Dr Debono’s claim comes after the Nationalist Party Executive last week condemned him for voting with the opposition to depose former minister Carmelo Mifsud Bonnici.

Questions have been raised about the MP’s political future, with the Prime Minister saying that rebels within the parliamentary group would have to “shoulder the consequences of their actions”.

Fellow PN MPs Jeffrey Pullicino Orlando and Jesmond Mugliett were also condemned by their PN executive for failing to support the government in a parliamentary vote last week on a Labour motion, which forced the resignation of EU Ambassador Richard Cachia Caruana.

But while Dr Pullicino Orlando and Mr Mugliett have made it clear they intend to step out of the political scene at the end of the current legislature, Dr Debono has indicated he is eager to remain within the political fold.

All three were all guests on TVM political discussion programme Dissett yesterday, with each given a 20-minute slot to defend their respective decisions to step out of line and disregard their party whip’s instructions.

Dr Debono, combative as ever, shrugged off any suggestion that he was backing the government to atone for his previous actions.

“I don’t need any party forgiveness, because I didn’t do anything wrong... I was the sacrificial lamb”.

Dr Debono last week wrote to the party’s executive committee asking it to revoke the statement condemning him.

He said his grievances were procedural in nature, pointing out that the matter at issue had not been on the agenda of the executive meeting, and in any case, he could not attend the meeting because he was speaking in Parliament about his 24-point motion about major reforms in justice and home affairs.

In yesterday’s TV programme Dr Pullicino Orlando heaped scorn on the executive’s decision to condemn him for having voted for Mr Cachia Caruana’s removal. “Only in totalitarian states do political parties condemn their own MPs for their parliamentary voting patterns.
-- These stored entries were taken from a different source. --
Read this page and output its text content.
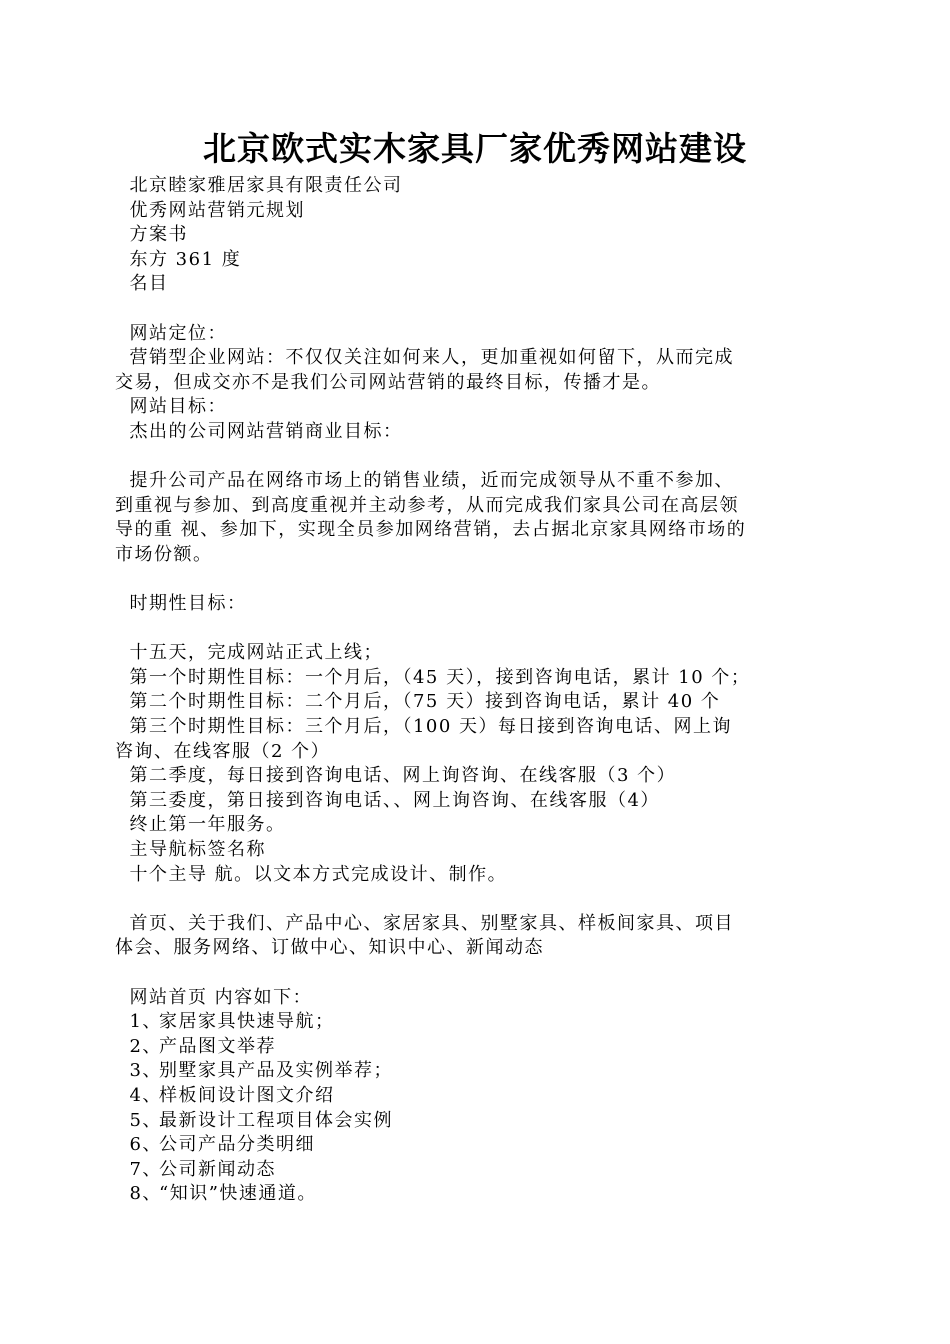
北京欧式实木家具厂家优秀网站建设
北京睦家雅居家具有限责任公司
优秀网站营销元规划
方案书
东方 361 度
名目
网站定位：
营销型企业网站：不仅仅关注如何来人，更加重视如何留下，从而完成
交易，但成交亦不是我们公司网站营销的最终目标，传播才是。
网站目标：
杰出的公司网站营销商业目标：
提升公司产品在网络市场上的销售业绩，近而完成领导从不重不参加、
到重视与参加、到高度重视并主动参考，从而完成我们家具公司在高层领
导的重 视、参加下，实现全员参加网络营销，去占据北京家具网络市场的
市场份额。
时期性目标：
十五天，完成网站正式上线；
第一个时期性目标：一个月后，（45 天），接到咨询电话，累计 10 个；
第二个时期性目标：二个月后，（75 天）接到咨询电话，累计 40 个
第三个时期性目标：三个月后，（100 天）每日接到咨询电话、网上询
咨询、在线客服（2 个）
第二季度，每日接到咨询电话、网上询咨询、在线客服（3 个）
第三委度，第日接到咨询电话、、网上询咨询、在线客服（4）
终止第一年服务。
主导航标签名称
十个主导 航。以文本方式完成设计、制作。
首页、关于我们、产品中心、家居家具、别墅家具、样板间家具、项目
体会、服务网络、订做中心、知识中心、新闻动态
网站首页 内容如下：
1、家居家具快速导航；
2、产品图文举荐
3、别墅家具产品及实例举荐；
4、样板间设计图文介绍
5、最新设计工程项目体会实例
6、公司产品分类明细
7、公司新闻动态
8、“知识”快速通道。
There’s no justification for the executive of a party which wants to call itself democratic doing what it did,” Dr Pullicino Orlando said.

The Zebbuġ MP’s decision to cross the floor during last week’s vote left the Prime Minister “surprised”, but Dr Pullicino Orlando yesterday insisted there was nothing unexpected about his position.

“I’ve been telling the Prime Minister the exact same things I said in Parliament last week, word-for-word, for the past four years.

Mr Mugliett felt that the PN executive was in the grasp of party hardliners, who forced everyone to fall into line. “It’s not the first time,” he noted, adding that “people now think of the executive as the PN’s Politburo”.